Car l’image projetée est celle d’un État dont les engagements sont réversibles, un État qui signe, encaisse, puis conteste. Une telle posture fragilise structurellement la crédibilité du Gabon auprès des juridictions internationales, des partenaires économiques et des investisseurs qui, avant d’engager leurs capitaux, scrutent la stabilité des engagements contractuels. L’Agence judiciaire de l’État, censée incarner la constance et la rigueur de la parole publique, apparaît ici dans un rôle inversé. Celui d’une institution qui, paradoxalement, nuit aux intérêts du Gabon, son pays, qu’elle est pourtant mandatée pour défendre.
Les conséquences d’une gestion opaque : vers un État justiciable de ses propres errements
Au-delà des deux affaires, c’est un système que ces deux dossiers donnent à lire. Selon des informations relayées par le journal Africa Intelligence, le 24 février dernier, la société Webcor a déposé une plainte au parquet de Paris contre le Gabon, et plus précisément contre l’Agence judiciaire de l’État et sa directrice, Diane Moussounda, pour escroquerie et tentative d’escroquerie. Une accusation d’une gravité considérable, qui pourrait ouvrir la voie à de nouvelles poursuites et compromettre durablement la position gabonaise devant les juridictions françaises.
Cette deux affaires nous invite tout de même à faire un contact d’une certaine désolation. Il est des fonctions où la médiocrité ne s’accommode pas de discrétion.
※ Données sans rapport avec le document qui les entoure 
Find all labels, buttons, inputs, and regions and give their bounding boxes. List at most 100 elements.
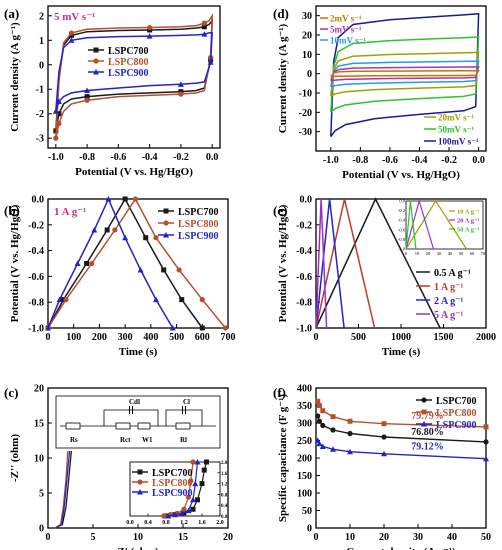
data-point — [330, 427, 336, 433]
data-point — [147, 24, 153, 31]
y-tick-label: -0.6 — [296, 272, 312, 283]
x-axis-label: Z' (ohm) — [117, 546, 159, 550]
y-tick-label: 15 — [34, 419, 44, 430]
nyquist-curve — [55, 450, 71, 529]
data-point — [330, 446, 336, 452]
data-point — [177, 81, 184, 87]
data-point — [146, 33, 153, 39]
data-point — [315, 413, 321, 419]
data-point — [199, 325, 205, 331]
circuit-label: Cdl — [129, 398, 140, 406]
y-tick-label: 150 — [297, 471, 312, 482]
data-point — [137, 489, 143, 495]
legend-label: 2 A g⁻¹ — [434, 296, 463, 307]
gcd-curve — [315, 198, 345, 329]
inset-y-tick-label: 0.4 — [221, 504, 228, 509]
inset-x-tick-label: 20 — [426, 251, 431, 256]
retention-annotation: 79.12% — [411, 441, 444, 452]
legend-label: LSPC900 — [436, 420, 477, 431]
data-point — [421, 397, 427, 403]
data-point — [143, 235, 149, 241]
y-tick-label: -0.4 — [28, 246, 44, 257]
circuit-branch — [165, 409, 203, 426]
data-point — [93, 69, 99, 75]
legend-label: LSPC900 — [178, 231, 219, 242]
data-point — [204, 459, 209, 465]
data-point — [190, 459, 196, 465]
data-point — [91, 226, 98, 233]
x-tick-label: 5 — [91, 532, 96, 543]
y-axis-label: Current density (A g⁻¹) — [9, 22, 21, 132]
inset-x-tick-label: 0 — [405, 251, 408, 256]
data-point — [176, 267, 182, 273]
data-point — [105, 196, 112, 202]
data-point — [52, 108, 59, 114]
data-point — [320, 408, 326, 414]
data-point — [347, 418, 353, 424]
capacitance-curve — [317, 440, 487, 460]
legend-label: LSPC700 — [436, 396, 477, 407]
y-axis-label: Potential (V vs. Hg/HgO) — [9, 204, 21, 322]
panel-e: (e)0 500 1000 1500 2000-1.0-0.8-0.6-0.4-0.20… — [273, 195, 496, 359]
data-point — [199, 297, 205, 303]
y-tick-label: -2 — [36, 109, 44, 120]
y-tick-label: 200 — [297, 454, 312, 465]
cv-curve — [330, 12, 480, 138]
y-tick-label: 400 — [297, 384, 312, 395]
data-point — [347, 430, 353, 437]
resistor-rs — [65, 422, 81, 430]
data-point — [316, 440, 323, 447]
x-tick-label: -0.2 — [441, 155, 457, 166]
x-tick-label: -0.8 — [79, 152, 95, 163]
y-tick-label: 0 — [39, 524, 44, 535]
y-tick-label: 0 — [307, 69, 312, 80]
legend-label: 10mV s⁻¹ — [330, 36, 366, 46]
inset-frame — [405, 200, 484, 250]
y-axis-label: -Z'' (ohm) — [9, 434, 21, 482]
x-tick-label: 0 — [314, 532, 319, 543]
x-tick-label: 1000 — [391, 332, 411, 343]
y-tick-label: 20 — [34, 384, 44, 395]
legend-label: 1 A g⁻¹ — [434, 282, 463, 293]
x-axis-label: Time (s) — [382, 346, 421, 358]
data-point — [185, 507, 192, 514]
data-point — [181, 506, 187, 512]
inset-y-tick-label: 1.6 — [221, 472, 228, 477]
x-tick-label: 0 — [46, 332, 51, 343]
gcd-curve — [315, 197, 441, 329]
retention-annotation: 76.80% — [411, 427, 444, 438]
inset-x-tick-label: 10 — [415, 251, 420, 256]
y-tick-label: -0.8 — [296, 298, 312, 309]
x-tick-label: 0.0 — [472, 155, 485, 166]
data-point — [199, 481, 205, 487]
y-tick-label: 0.0 — [300, 195, 313, 206]
panel-label: (b) — [4, 203, 20, 218]
circuit-label: Rct — [120, 436, 131, 444]
data-point — [381, 421, 387, 427]
inset-gcd-curve — [405, 199, 468, 250]
inset-y-tick-label: -0.8 — [398, 237, 406, 242]
x-tick-label: -1.0 — [323, 155, 339, 166]
x-tick-label: 20 — [379, 532, 389, 543]
legend-label: 0.5 A g⁻¹ — [434, 268, 471, 279]
x-axis-label: Time (s) — [119, 346, 158, 358]
legend-label: 20mV s⁻¹ — [438, 113, 474, 123]
legend-label: LSPC800 — [152, 478, 193, 489]
inset-y-tick-label: 2.0 — [221, 461, 228, 466]
resistor-rl — [175, 422, 191, 430]
inset-y-tick-label: -0.6 — [398, 227, 406, 232]
data-point — [56, 111, 62, 117]
x-tick-label: 200 — [92, 332, 107, 343]
circuit-label: W1 — [142, 436, 153, 444]
y-tick-label: 50 — [302, 506, 312, 517]
circuit-label: Cl — [183, 398, 190, 406]
data-point — [153, 235, 159, 241]
cv-curve — [330, 60, 480, 88]
gcd-curve — [47, 197, 174, 329]
data-point — [84, 94, 90, 100]
warburg-w1 — [137, 422, 151, 430]
inset-x-tick-label: 2.0 — [216, 520, 224, 526]
plot-frame — [47, 5, 221, 149]
inset-x-tick-label: 50 — [459, 251, 464, 256]
panel-label: (d) — [273, 6, 289, 21]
Diriger l’Agence judiciaire de l’État, c’est tenir entre ses mains la défense du patrimoine juridique national, avec tout ce que cela implique de compétence, d’anticipation et d’intégrité. Lorsque les protocoles transactionnels censés protéger l’État se retournent contre lui, lorsque des victoires juridiques se muent en passifs financiers, et lorsqu’une plainte pour escroquerie vise nommément l’institution censée protéger la République, on est fondé à s’interroger sur la nature des décisions prises, et sur les responsabilités qui y sont attachées.
Pour un haut commis de l’État, les conséquences d’une telle gestion ne sauraient se limiter à des commentaires de couloir. Le droit gabonais, comme tout droit républicain, dispose de qualifications et de sanctions à la hauteur des manquements graves aux devoirs de la fonction. La question n’est pas de savoir si des erreurs ont été commises, les verdicts parlent d’eux-mêmes. Elle est de savoir si les institutions de la Ve République sauront, cette fois, tirer les conséquences qui s’imposent, avant qu’un prochain dossier n’ajoute une nouvelle page triste à ce registre des occasions manquées et des compromissions assumées.